Lauréate du programme Investissements d’avenir, i-SEP va pouvoir mobiliser 3,5 millions en aide et avance remboursable provenant de ce programme et du Fonds européen de développement régional (Feder).

« Nous allons pouvoir finaliser le développement de notre technologie d’autotransfusion innovante et franchir les barrières cliniques nécessaires à la commercialisation », explique Sylvain Picot, président d’i-SEP.

Chaque année en France, 300 000 interventions chirurgicales font l’objet d’une autotransfusion. Mais la technique de lavage de sang par centrifugation « comporte l’inconvénient majeur d’exclure les plaquettes nécessaires à la coagulation », observe Sylvain Picot. Sa start-up développe un procédé de filtration permettant de récupérer du sang en phase périopératoire. La nouvelle technologie d’i-SEP, brevetée dans treize pays, est le fruit de huit années de recherche du Dr Francis Gadrat, anesthésiste-réanimateur au CHU de Bordeaux, sur la filtration tangentielle. Cette méthode de séparation membranaire constitue une alternative à la centrifugation.

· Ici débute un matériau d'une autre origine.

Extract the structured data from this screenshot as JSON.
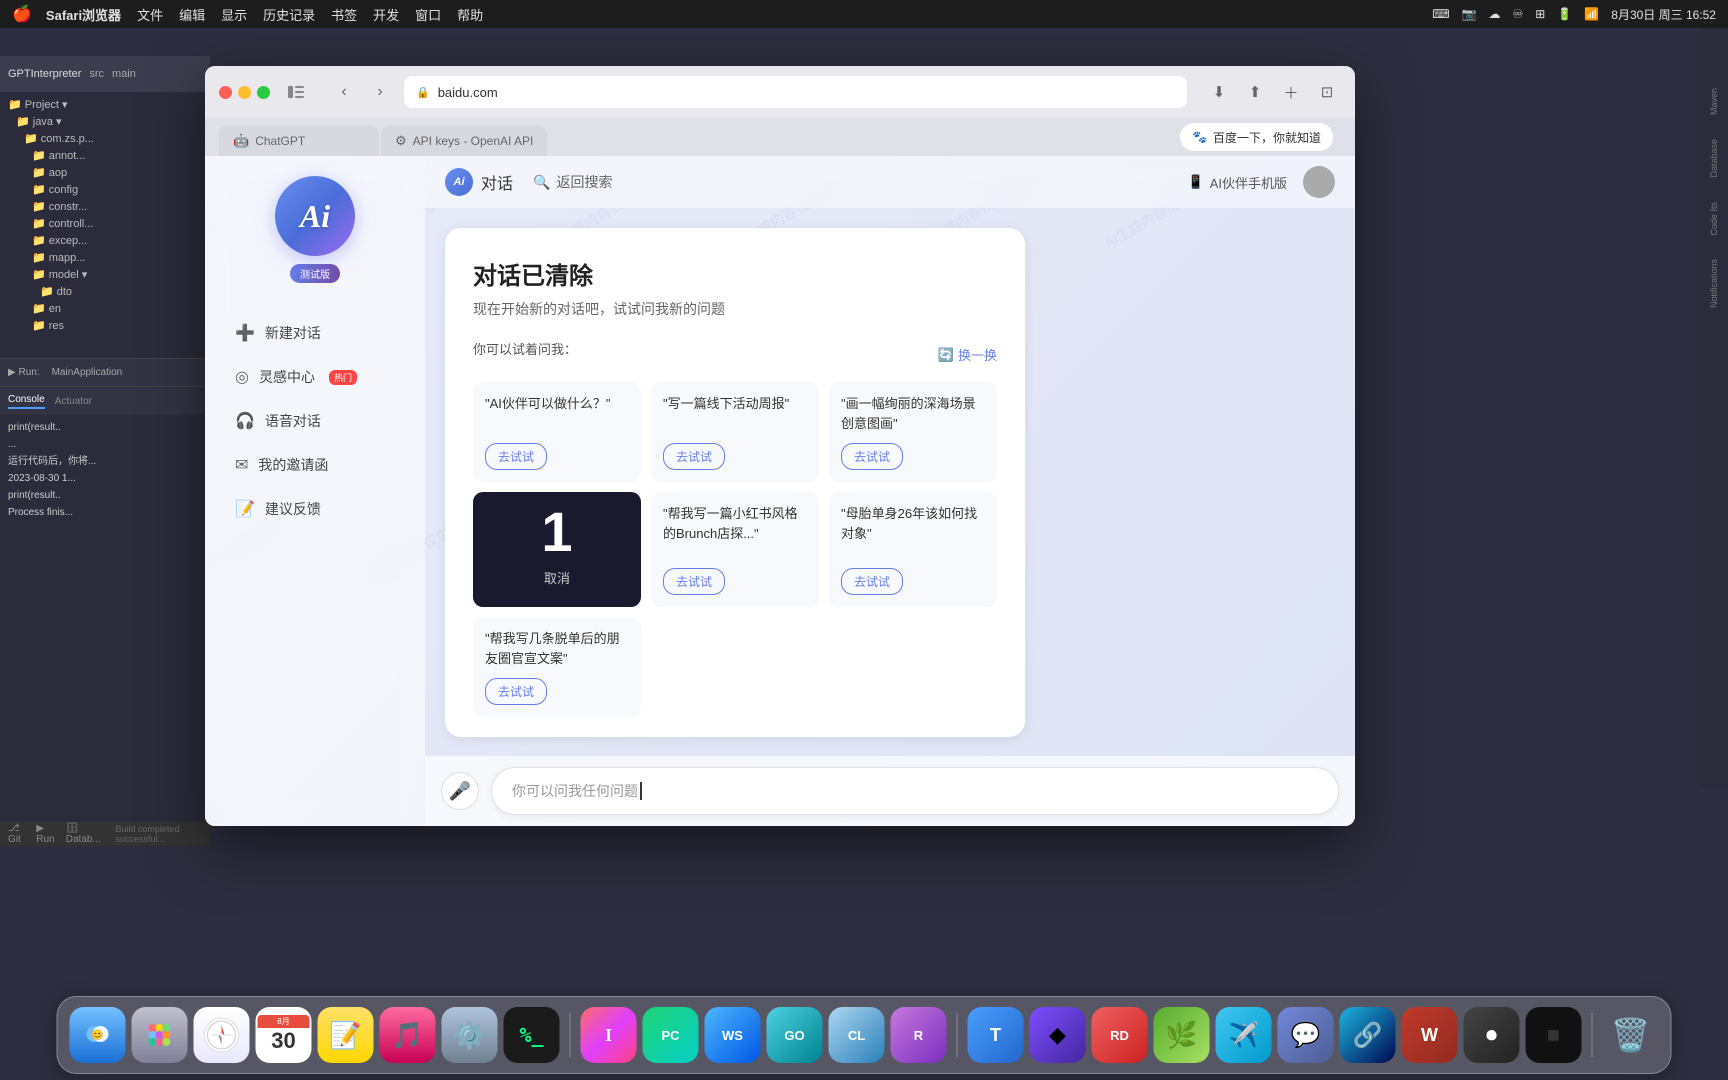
{
  "menubar": {
    "apple": "🍎",
    "items": [
      "Safari浏览器",
      "文件",
      "编辑",
      "显示",
      "历史记录",
      "书签",
      "开发",
      "窗口",
      "帮助"
    ],
    "time": "8月30日 周三 16:52",
    "icons": [
      "⌨",
      "📷",
      "☁",
      "♾",
      "🔲"
    ]
  },
  "ide": {
    "title": "GPTInterpreter",
    "tabs": [
      "src",
      "main"
    ],
    "project_label": "Project",
    "tree": [
      {
        "label": "Project",
        "indent": 0,
        "icon": "📁"
      },
      {
        "label": "java",
        "indent": 1,
        "icon": "📁"
      },
      {
        "label": "com.zs.p...",
        "indent": 2,
        "icon": "📁"
      },
      {
        "label": "annot...",
        "indent": 3,
        "icon": "📁"
      },
      {
        "label": "aop",
        "indent": 3,
        "icon": "📁"
      },
      {
        "label": "config",
        "indent": 3,
        "icon": "📁"
      },
      {
        "label": "constr...",
        "indent": 3,
        "icon": "📁"
      },
      {
        "label": "controll...",
        "indent": 3,
        "icon": "📁"
      },
      {
        "label": "excep...",
        "indent": 3,
        "icon": "📁"
      },
      {
        "label": "mapp...",
        "indent": 3,
        "icon": "📁"
      },
      {
        "label": "model",
        "indent": 3,
        "icon": "📁"
      },
      {
        "label": "dto",
        "indent": 4,
        "icon": "📁"
      },
      {
        "label": "en",
        "indent": 3,
        "icon": "📁"
      },
      {
        "label": "res",
        "indent": 3,
        "icon": "📁"
      }
    ],
    "bottom_tabs": [
      "Console",
      "Actuator"
    ],
    "run_label": "Run:",
    "main_app": "MainApplication",
    "console_lines": [
      "print(result..",
      "...",
      "运行代码后，你将...",
      "2023-08-30 1...",
      "print(result..",
      "",
      "Process finis..."
    ],
    "status": "Build completed successful..."
  },
  "browser": {
    "url": "baidu.com",
    "tabs": [
      {
        "label": "ChatGPT",
        "icon": "🤖",
        "active": false
      },
      {
        "label": "API keys - OpenAI API",
        "icon": "⚙",
        "active": false
      }
    ],
    "baidu_btn": "百度一下，你就知道"
  },
  "ai_chat": {
    "header_title": "对话",
    "header_search": "返回搜索",
    "mobile_label": "AI伙伴手机版",
    "logo_text": "Ai",
    "badge_text": "测试版",
    "sidebar_menu": [
      {
        "icon": "➕",
        "label": "新建对话"
      },
      {
        "icon": "💡",
        "label": "灵感中心",
        "hot": true
      },
      {
        "icon": "🎧",
        "label": "语音对话"
      },
      {
        "icon": "✉",
        "label": "我的邀请函"
      },
      {
        "icon": "📝",
        "label": "建议反馈"
      }
    ],
    "cleared_title": "对话已清除",
    "cleared_subtitle": "现在开始新的对话吧，试试问我新的问题",
    "try_label": "你可以试着问我：",
    "refresh_label": "换一换",
    "suggestions": [
      {
        "text": "\"AI伙伴可以做什么？\"",
        "try_btn": "去试试",
        "featured": false
      },
      {
        "text": "\"写一篇线下活动周报\"",
        "try_btn": "去试试",
        "featured": false
      },
      {
        "text": "\"画一幅绚丽的深海场景创意图画\"",
        "try_btn": "去试试",
        "featured": false
      },
      {
        "text": "1",
        "featured": true,
        "cancel_label": "取消"
      },
      {
        "text": "\"帮我写一篇小红书风格的Brunch店探...\"",
        "try_btn": "去试试",
        "featured": false
      },
      {
        "text": "\"帮我写几条脱单后的朋友圈官宣文案\"",
        "try_btn": "去试试",
        "featured": false
      },
      {
        "text": "\"母胎单身26年该如何找对象\"",
        "try_btn": "去试试",
        "featured": false
      }
    ],
    "input_placeholder": "你可以问我任何问题"
  },
  "dock": {
    "icons": [
      {
        "name": "finder",
        "emoji": "🔵",
        "class": "di-finder"
      },
      {
        "name": "launchpad",
        "emoji": "⬛",
        "class": "di-launchpad"
      },
      {
        "name": "safari",
        "emoji": "🧭",
        "class": "di-safari"
      },
      {
        "name": "calendar",
        "emoji": "📅",
        "class": "di-calendar",
        "label": "8月\n30"
      },
      {
        "name": "notes",
        "emoji": "📝",
        "class": "di-notes"
      },
      {
        "name": "music",
        "emoji": "🎵",
        "class": "di-music"
      },
      {
        "name": "syspref",
        "emoji": "⚙",
        "class": "di-syspref"
      },
      {
        "name": "terminal",
        "emoji": "⬛",
        "class": "di-terminal"
      },
      {
        "name": "intellij",
        "emoji": "I",
        "class": "di-intellij"
      },
      {
        "name": "pycharm",
        "emoji": "PC",
        "class": "di-pycharm"
      },
      {
        "name": "webstorm",
        "emoji": "WS",
        "class": "di-webstorm"
      },
      {
        "name": "goland",
        "emoji": "GO",
        "class": "di-goland"
      },
      {
        "name": "clion",
        "emoji": "CL",
        "class": "di-clion"
      },
      {
        "name": "rider",
        "emoji": "R",
        "class": "di-rider"
      },
      {
        "name": "typora",
        "emoji": "T",
        "class": "di-typora"
      },
      {
        "name": "obsidian",
        "emoji": "◆",
        "class": "di-obsidian"
      },
      {
        "name": "rdp",
        "emoji": "RD",
        "class": "di-rdp"
      },
      {
        "name": "telegram",
        "emoji": "✈",
        "class": "di-telegram"
      },
      {
        "name": "discord",
        "emoji": "🎮",
        "class": "di-discord"
      },
      {
        "name": "focus",
        "emoji": "◎",
        "class": "di-focus"
      },
      {
        "name": "wps",
        "emoji": "W",
        "class": "di-wps"
      },
      {
        "name": "kap",
        "emoji": "●",
        "class": "di-kap"
      },
      {
        "name": "black",
        "emoji": "■",
        "class": "di-black"
      },
      {
        "name": "trash",
        "emoji": "🗑",
        "class": "di-trash"
      }
    ]
  }
}
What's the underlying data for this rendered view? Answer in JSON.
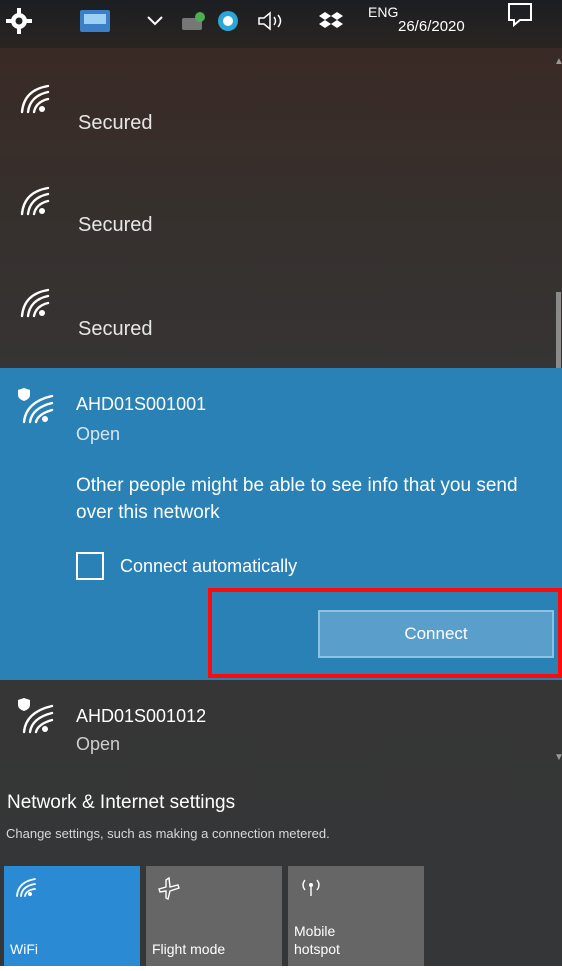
{
  "taskbar": {
    "language": "ENG",
    "date": "26/6/2020"
  },
  "networks": [
    {
      "status": "Secured"
    },
    {
      "status": "Secured"
    },
    {
      "status": "Secured"
    }
  ],
  "active_network": {
    "name": "AHD01S001001",
    "status": "Open",
    "warning": "Other people might be able to see info that you send over this network",
    "auto_connect_label": "Connect automatically",
    "auto_connect_checked": false,
    "connect_label": "Connect"
  },
  "next_network": {
    "name": "AHD01S001012",
    "status": "Open"
  },
  "settings": {
    "title": "Network & Internet settings",
    "subtitle": "Change settings, such as making a connection metered."
  },
  "quick_actions": {
    "wifi_label": "WiFi",
    "flight_label": "Flight mode",
    "hotspot_label_line1": "Mobile",
    "hotspot_label_line2": "hotspot"
  },
  "colors": {
    "accent": "#2a81b6",
    "tile_active": "#2a8ad4",
    "highlight": "#ff0a0a"
  }
}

Un marché de 300 millions d’euros.

Les douze ingénieurs, biologistes et biochimistes ont collaboré avec les services d’anesthésie-réanimation des CHU de Nantes, Bordeaux et Rennes, ainsi qu’avec l’Etablissement français du sang (EFS). La start-up nantaise a d’abord validé la preuve de concept en 2016, puis procédé aux essais techniques sur banc expérimental en laboratoire, et conduit des essais sur des animaux il y a deux ans.

« Ces 3,5 millions d’euros nous permettent de franchir une étape supplémentaire », observe Sylvain Picot.

En effet, i-SEP va pouvoir entamer des essais cliniques durant le deuxième semestre 2019 avec, en ligne de mire, un marquage CE à l’horizon 2020-2021. Le marché de l’autotransfusion visé représente 300 millions d’euros.